Covid-19

OMS critica lentidão "inaceitável" da vacinação na Europa

OMS critica lentidão "inaceitável" da vacinação na Europa

A Organização Mundial de Saúde (OMS) criticou esta quinta-feira a lentidão "inaceitável" da vacinação contra a covid-19 na Europa, que enfrenta a "mais preocupante" situação epidémica em "meses".

"O ritmo lento da vacinação prolonga a pandemia", lamentou o braço europeu da organização das Nações Unidas, sublinhando que o número de novos casos na Europa aumentou fortemente nas últimas cinco semanas.

"As vacinas são a nossa melhor saída para a pandemia. Não só funcionam, mas também são muito eficazes na limitação de infeções.
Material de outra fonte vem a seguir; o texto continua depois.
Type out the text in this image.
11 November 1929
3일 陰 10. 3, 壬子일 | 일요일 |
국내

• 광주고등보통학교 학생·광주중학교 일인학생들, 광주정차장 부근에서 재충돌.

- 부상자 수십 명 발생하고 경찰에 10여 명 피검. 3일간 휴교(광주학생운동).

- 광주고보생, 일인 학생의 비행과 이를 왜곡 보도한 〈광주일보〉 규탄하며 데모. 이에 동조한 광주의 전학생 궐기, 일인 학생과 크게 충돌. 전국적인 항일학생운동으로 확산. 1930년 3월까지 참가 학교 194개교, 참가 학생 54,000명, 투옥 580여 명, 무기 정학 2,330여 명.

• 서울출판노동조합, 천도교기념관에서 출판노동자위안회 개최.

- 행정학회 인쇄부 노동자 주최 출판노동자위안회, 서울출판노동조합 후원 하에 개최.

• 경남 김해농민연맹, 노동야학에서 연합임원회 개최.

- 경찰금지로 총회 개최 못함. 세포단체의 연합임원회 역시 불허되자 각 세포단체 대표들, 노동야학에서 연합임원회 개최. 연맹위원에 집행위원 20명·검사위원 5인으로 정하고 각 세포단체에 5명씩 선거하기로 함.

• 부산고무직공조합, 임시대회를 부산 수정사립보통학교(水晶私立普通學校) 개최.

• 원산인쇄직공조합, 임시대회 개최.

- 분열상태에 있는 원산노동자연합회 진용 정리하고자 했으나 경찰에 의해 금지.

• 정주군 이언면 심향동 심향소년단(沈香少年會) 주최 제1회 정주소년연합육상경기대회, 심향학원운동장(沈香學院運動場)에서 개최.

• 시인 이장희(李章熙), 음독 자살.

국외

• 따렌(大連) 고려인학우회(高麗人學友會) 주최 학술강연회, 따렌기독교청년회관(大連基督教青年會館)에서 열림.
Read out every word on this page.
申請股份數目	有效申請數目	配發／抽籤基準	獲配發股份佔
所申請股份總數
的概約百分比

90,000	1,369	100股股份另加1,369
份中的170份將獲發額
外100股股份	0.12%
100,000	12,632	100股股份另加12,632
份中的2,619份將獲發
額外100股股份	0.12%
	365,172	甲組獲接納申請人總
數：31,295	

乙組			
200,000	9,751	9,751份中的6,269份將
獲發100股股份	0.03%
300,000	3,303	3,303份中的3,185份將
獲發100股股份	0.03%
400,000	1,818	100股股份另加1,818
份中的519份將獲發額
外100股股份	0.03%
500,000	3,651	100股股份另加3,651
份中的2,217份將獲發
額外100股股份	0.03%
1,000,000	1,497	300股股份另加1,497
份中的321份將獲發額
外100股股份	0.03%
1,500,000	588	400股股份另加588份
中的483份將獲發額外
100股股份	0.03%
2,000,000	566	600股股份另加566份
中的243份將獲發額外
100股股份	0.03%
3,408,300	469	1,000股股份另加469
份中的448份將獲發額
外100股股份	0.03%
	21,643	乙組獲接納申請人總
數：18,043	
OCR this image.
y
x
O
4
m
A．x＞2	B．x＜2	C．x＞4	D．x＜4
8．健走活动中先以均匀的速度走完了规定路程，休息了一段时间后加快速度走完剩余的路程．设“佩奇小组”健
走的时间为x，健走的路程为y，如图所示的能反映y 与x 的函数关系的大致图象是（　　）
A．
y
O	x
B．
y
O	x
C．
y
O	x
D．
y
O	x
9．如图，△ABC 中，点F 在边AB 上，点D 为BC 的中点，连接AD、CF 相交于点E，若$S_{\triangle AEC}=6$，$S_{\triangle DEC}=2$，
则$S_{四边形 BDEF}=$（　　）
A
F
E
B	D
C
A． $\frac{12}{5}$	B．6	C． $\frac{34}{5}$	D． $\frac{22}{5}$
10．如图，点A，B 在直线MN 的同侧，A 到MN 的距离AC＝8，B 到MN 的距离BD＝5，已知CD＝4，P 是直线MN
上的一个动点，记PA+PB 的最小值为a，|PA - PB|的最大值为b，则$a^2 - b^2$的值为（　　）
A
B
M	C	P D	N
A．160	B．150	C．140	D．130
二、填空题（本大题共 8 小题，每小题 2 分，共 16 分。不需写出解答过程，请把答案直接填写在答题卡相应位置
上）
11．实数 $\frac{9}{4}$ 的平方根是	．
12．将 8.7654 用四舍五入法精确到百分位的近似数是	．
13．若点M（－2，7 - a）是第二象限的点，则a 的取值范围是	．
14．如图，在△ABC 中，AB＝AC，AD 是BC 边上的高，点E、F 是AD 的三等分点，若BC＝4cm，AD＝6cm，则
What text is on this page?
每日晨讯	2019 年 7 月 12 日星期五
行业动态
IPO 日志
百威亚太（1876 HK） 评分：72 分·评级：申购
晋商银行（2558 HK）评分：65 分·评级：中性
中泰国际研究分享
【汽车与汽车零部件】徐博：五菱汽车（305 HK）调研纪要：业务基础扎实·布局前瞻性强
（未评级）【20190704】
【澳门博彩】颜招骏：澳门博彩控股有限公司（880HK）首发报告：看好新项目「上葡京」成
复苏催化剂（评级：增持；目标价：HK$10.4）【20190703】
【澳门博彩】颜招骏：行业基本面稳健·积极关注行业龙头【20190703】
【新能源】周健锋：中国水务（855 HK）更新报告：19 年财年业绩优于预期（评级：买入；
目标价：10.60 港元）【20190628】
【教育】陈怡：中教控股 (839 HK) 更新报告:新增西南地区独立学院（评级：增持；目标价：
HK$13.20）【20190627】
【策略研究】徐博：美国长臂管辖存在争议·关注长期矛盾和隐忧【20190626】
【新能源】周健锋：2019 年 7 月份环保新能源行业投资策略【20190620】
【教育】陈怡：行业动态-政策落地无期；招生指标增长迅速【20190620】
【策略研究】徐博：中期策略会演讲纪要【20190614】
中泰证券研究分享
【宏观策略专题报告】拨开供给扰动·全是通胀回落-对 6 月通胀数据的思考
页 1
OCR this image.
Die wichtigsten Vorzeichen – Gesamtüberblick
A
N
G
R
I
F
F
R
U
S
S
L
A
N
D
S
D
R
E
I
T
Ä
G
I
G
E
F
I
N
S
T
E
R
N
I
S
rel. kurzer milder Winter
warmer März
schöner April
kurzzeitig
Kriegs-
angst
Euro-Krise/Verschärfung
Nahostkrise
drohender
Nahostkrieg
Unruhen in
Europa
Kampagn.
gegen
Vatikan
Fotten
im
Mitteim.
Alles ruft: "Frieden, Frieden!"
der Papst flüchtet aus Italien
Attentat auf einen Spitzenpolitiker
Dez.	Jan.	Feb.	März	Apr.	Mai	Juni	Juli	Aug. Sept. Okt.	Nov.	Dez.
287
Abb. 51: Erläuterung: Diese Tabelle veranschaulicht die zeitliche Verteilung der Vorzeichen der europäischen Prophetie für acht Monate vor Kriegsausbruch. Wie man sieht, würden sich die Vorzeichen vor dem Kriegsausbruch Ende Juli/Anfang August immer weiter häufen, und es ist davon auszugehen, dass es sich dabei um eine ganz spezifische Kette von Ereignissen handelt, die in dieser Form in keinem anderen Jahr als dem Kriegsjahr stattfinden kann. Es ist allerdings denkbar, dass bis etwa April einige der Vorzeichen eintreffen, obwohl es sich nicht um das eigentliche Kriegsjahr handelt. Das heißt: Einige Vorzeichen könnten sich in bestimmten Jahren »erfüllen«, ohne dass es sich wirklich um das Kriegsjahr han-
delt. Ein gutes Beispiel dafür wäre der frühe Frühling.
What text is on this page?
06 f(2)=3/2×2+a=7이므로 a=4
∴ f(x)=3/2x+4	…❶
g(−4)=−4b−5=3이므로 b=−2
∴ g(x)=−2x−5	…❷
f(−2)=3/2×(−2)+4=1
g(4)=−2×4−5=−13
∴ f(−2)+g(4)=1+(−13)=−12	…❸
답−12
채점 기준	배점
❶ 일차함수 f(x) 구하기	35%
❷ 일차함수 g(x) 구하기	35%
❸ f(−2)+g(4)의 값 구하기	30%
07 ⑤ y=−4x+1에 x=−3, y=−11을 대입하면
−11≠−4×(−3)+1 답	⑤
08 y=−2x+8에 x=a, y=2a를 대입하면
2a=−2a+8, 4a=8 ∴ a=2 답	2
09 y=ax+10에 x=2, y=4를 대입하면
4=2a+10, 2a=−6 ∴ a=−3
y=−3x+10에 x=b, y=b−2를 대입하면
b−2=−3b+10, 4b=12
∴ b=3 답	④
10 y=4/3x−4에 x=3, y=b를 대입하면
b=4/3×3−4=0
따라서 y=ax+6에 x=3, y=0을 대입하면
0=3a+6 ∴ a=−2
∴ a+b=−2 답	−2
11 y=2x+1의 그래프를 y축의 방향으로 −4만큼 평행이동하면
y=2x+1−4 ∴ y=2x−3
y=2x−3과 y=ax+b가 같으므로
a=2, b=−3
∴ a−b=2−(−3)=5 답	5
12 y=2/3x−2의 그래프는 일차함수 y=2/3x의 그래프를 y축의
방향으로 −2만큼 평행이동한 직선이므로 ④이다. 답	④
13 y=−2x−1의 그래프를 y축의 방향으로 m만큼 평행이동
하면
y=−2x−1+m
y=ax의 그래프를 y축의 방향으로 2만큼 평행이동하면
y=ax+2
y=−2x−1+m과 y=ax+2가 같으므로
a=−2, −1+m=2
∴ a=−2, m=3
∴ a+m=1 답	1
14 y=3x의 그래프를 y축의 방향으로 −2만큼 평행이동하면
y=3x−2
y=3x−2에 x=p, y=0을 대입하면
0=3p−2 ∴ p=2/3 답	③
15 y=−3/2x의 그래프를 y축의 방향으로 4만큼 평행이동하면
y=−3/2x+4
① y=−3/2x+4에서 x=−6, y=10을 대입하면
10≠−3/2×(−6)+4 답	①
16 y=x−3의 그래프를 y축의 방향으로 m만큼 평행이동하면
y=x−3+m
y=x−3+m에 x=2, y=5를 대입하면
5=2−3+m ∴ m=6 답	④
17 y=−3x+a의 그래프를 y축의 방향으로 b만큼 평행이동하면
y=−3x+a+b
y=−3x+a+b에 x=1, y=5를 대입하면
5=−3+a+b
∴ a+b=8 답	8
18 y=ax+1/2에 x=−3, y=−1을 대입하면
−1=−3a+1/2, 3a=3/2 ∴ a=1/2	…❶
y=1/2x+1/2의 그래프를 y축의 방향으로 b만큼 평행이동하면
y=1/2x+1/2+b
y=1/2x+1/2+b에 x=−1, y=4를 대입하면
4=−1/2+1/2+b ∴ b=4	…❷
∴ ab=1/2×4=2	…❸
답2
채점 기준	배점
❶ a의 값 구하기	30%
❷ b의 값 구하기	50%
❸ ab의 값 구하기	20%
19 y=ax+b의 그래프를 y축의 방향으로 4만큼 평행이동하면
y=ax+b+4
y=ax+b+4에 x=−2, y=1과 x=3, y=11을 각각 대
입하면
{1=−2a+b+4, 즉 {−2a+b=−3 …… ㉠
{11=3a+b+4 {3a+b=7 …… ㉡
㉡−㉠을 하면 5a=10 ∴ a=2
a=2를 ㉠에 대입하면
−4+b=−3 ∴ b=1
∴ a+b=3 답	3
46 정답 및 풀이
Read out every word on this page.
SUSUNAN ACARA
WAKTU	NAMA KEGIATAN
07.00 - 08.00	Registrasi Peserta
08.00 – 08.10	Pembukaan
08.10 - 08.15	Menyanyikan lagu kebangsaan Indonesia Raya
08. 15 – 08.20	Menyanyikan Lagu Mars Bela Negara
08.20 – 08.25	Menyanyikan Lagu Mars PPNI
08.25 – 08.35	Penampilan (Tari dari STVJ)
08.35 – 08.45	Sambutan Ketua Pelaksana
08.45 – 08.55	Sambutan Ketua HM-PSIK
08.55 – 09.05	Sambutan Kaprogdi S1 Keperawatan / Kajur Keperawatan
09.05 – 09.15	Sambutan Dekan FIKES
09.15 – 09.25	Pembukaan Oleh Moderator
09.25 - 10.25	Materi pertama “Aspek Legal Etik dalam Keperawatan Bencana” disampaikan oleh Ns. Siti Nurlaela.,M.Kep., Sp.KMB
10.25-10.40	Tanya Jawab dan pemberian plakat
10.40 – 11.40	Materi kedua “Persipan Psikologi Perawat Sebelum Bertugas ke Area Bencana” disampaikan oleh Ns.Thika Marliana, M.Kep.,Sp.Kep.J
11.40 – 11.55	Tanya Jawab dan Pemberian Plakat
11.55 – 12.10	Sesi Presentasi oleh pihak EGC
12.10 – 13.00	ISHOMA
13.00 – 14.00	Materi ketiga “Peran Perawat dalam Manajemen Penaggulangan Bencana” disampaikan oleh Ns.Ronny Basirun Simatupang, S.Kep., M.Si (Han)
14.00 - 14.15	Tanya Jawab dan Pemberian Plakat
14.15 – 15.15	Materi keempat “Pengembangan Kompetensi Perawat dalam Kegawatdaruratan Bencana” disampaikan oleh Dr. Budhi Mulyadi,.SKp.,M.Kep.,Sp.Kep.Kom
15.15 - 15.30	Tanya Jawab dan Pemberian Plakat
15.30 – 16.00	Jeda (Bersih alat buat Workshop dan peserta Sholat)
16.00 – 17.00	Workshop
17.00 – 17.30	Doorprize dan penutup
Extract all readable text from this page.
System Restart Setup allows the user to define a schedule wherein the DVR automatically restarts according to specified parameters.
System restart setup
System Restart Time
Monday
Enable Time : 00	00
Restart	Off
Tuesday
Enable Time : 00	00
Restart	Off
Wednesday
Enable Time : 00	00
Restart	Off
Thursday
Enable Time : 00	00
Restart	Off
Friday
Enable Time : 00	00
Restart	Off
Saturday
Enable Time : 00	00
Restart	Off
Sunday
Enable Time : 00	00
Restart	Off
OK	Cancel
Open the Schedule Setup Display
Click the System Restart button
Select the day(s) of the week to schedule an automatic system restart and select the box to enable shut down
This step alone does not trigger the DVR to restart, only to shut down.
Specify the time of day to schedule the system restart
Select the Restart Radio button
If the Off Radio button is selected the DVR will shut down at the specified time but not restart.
No entanto, a aplicação dessas vacinas está a decorrer a uma lentidão inaceitável", disse o diretor da OMS Europa, Hans Kluge, citado num comunicado de imprensa.

"Precisamos acelerar o processo aumentando a produção, reduzindo as barreiras à entrega da vacina e usando qualquer dose que tivermos em 'stock'", disse Kluge.

"Atualmente, a situação regional é a mais preocupante que temos observado há vários meses", disse o responsável.

Mais restrições

"A situação na região é agora mais preocupante do que vimos em vários meses", disse a diretora regional da OMS para Emergências na Europa, Dorit Nitzan.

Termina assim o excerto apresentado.